The mercenaries in the region are led by the son of the deceased founder of the PMC “Wagner” Yevgeny Prigozhin, Pavlo Prigozhin. The Kremlin does not control them. The former PMC “Wagner”, who now lives in Europe, said that the PMC supplies drugs to the soldiers of the CAR presidential guard and the Sharks youth militia, which regularly organizes armed patrols in the countryʼs capital and attacks opposition supporters.
Tramadol is manufactured in India and shipped to the Democratic Republic of Congo. The drugs are then transported along the Ubangi River to the CAR, where the PMC “Wagner” sells them.
At the PMC “Wagner” gold mines, miners use tramadol to sustain long hours of work, and militants themselves use it in combat to dull their fear. The tramadol trade helps militants control gold production in the country. The PMC “Wagner” earns an estimated $180 million annually from illegal gold exports from the CAR.

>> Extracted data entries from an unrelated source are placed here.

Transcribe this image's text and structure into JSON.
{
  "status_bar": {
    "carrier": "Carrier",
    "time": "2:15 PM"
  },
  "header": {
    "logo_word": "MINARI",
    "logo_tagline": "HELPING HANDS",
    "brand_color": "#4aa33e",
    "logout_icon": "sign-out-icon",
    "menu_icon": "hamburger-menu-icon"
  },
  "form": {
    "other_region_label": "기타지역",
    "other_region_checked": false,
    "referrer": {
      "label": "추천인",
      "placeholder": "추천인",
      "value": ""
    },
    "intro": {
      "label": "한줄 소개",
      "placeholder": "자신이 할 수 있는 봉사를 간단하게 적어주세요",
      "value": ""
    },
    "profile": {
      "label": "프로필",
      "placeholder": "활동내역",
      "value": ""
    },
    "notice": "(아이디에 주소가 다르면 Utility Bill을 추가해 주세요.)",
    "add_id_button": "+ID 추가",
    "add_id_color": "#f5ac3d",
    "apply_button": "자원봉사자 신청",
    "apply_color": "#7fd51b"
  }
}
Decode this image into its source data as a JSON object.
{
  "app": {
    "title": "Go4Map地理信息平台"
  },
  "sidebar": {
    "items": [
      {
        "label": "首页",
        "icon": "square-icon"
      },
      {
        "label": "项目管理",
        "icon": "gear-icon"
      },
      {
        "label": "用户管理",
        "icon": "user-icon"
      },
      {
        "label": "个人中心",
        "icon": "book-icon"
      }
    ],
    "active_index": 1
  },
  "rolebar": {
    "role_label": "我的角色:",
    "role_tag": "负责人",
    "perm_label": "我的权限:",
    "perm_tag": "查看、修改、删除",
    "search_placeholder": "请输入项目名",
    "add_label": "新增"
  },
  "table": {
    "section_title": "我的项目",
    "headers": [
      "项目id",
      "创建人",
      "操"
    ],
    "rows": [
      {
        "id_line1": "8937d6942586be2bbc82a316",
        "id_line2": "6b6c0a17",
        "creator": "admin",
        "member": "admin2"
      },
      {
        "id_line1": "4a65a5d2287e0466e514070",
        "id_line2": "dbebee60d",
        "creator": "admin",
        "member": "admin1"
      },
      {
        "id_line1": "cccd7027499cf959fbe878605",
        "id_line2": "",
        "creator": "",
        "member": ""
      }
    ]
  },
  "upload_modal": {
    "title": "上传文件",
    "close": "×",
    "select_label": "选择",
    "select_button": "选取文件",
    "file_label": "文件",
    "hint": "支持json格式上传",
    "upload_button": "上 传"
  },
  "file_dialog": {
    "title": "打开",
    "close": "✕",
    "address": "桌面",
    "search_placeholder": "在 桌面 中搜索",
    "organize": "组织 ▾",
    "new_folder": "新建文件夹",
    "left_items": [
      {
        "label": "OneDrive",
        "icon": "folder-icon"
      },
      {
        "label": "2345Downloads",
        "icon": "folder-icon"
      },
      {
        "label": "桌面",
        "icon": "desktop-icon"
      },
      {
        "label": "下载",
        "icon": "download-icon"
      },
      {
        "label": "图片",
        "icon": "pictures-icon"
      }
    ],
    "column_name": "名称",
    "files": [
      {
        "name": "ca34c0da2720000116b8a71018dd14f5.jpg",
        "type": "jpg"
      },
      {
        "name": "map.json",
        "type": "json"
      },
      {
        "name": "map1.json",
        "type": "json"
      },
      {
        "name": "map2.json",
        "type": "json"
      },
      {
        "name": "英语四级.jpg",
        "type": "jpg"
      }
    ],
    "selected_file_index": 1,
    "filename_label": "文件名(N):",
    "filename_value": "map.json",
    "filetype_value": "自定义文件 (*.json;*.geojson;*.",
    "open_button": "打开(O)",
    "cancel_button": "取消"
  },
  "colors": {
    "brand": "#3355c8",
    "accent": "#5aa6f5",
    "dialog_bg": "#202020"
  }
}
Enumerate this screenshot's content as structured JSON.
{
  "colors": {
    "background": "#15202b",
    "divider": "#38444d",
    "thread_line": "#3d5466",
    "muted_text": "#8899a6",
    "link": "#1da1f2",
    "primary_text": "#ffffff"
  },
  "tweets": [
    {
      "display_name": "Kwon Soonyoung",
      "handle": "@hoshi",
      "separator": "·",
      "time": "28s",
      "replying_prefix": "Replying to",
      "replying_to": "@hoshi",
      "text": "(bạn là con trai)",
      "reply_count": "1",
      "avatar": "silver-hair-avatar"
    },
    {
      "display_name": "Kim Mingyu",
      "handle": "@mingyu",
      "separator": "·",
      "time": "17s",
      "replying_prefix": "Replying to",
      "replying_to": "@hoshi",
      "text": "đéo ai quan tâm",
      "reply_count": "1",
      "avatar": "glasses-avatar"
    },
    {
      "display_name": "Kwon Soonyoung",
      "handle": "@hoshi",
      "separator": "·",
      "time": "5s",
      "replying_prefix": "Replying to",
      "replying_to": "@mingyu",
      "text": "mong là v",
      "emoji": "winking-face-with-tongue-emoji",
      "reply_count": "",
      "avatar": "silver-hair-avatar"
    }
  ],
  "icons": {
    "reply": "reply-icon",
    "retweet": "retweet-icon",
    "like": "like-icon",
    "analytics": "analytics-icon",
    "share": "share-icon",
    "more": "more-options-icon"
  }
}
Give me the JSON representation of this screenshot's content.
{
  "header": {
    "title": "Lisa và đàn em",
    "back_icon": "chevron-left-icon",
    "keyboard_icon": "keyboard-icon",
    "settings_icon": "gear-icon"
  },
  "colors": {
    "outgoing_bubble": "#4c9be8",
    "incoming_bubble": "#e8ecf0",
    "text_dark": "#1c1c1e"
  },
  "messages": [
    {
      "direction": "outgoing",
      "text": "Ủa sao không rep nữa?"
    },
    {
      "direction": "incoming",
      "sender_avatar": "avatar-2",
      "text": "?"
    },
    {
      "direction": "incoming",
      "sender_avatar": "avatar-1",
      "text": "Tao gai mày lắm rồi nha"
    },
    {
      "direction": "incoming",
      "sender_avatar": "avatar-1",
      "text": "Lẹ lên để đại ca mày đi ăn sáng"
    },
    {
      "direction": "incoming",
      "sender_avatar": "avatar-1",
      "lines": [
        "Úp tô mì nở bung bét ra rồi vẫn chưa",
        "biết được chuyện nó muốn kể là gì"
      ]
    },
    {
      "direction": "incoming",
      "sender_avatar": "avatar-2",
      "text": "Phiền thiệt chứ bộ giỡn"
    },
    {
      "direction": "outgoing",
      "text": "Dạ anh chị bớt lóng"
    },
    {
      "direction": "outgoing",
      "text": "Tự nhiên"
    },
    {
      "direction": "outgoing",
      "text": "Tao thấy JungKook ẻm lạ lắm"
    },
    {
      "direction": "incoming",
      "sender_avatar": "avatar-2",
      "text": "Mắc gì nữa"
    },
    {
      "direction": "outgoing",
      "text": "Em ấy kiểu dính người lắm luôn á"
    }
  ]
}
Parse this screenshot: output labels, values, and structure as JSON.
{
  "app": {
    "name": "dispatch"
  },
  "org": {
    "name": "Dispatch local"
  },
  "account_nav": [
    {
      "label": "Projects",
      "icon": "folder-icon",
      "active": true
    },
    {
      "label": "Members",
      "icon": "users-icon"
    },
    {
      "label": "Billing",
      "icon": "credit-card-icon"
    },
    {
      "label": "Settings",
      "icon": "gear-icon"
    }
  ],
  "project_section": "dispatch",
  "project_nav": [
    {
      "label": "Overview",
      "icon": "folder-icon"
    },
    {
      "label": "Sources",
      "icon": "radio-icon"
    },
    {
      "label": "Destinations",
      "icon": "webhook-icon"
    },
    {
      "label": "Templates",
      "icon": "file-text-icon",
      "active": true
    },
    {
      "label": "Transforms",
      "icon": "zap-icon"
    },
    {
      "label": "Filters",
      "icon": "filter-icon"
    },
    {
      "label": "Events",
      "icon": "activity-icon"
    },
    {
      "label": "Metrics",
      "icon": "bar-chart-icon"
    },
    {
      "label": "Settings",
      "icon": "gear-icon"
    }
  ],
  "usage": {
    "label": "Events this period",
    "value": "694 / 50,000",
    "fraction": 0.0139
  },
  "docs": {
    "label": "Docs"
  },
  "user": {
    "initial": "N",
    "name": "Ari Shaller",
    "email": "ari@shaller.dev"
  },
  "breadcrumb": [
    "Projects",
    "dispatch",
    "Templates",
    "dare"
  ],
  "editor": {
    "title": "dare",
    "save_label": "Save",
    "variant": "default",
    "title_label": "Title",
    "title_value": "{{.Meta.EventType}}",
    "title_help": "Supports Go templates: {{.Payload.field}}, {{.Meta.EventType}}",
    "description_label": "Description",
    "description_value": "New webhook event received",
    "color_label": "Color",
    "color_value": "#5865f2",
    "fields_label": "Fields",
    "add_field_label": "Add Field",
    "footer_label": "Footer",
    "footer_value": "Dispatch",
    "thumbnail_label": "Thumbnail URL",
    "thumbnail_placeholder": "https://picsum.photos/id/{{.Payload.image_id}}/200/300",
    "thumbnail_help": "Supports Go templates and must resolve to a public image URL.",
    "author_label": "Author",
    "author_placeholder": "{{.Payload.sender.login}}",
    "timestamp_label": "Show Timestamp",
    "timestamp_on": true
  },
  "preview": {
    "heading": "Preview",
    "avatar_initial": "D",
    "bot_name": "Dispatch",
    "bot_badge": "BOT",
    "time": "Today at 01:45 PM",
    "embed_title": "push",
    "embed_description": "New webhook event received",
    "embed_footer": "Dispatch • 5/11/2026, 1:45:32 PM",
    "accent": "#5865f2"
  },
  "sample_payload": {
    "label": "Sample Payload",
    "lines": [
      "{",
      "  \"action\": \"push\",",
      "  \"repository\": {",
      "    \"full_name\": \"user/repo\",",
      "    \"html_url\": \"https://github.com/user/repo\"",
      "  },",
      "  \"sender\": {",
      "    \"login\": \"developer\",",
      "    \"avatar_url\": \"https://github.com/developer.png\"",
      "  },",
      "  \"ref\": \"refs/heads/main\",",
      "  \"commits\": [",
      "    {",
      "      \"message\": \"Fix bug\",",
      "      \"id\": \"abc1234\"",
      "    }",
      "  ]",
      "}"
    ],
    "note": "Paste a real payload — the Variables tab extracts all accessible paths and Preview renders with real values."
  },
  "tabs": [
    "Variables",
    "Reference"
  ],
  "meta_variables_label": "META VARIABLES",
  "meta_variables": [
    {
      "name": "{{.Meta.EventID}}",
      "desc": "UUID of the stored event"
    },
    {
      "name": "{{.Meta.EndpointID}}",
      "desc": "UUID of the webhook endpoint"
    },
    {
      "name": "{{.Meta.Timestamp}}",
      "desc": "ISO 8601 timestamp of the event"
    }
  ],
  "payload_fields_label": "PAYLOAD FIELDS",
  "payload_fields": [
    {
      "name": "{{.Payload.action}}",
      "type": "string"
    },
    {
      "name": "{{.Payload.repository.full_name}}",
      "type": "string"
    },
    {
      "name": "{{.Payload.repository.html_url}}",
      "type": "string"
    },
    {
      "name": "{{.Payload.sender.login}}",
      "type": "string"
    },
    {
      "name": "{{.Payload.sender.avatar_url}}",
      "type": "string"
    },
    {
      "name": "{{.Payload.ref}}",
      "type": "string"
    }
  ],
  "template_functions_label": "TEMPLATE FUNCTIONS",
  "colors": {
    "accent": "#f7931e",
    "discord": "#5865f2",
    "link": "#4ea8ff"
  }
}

- After Prigozhin’s march on Moscow in June 2023 and his death in August of the same year, most of the PMC “Wagner” fighters transferred to the service of the Russian troops. In Africa, the PMC “Wagner” operations were taken over by the African Corps, which is controlled by the Russian government and commanded by Major General of the Russian military intelligence (GRU) Andrei Averyanov.
- It is Averyanov who is linked to the Novichok poisoning of former GRU officer Sergei Skripal and his daughter Yulia in Salisbury, England, in 2018, the explosions at military warehouses in the Czech Republic in 2014, and the murder of Prigozhin.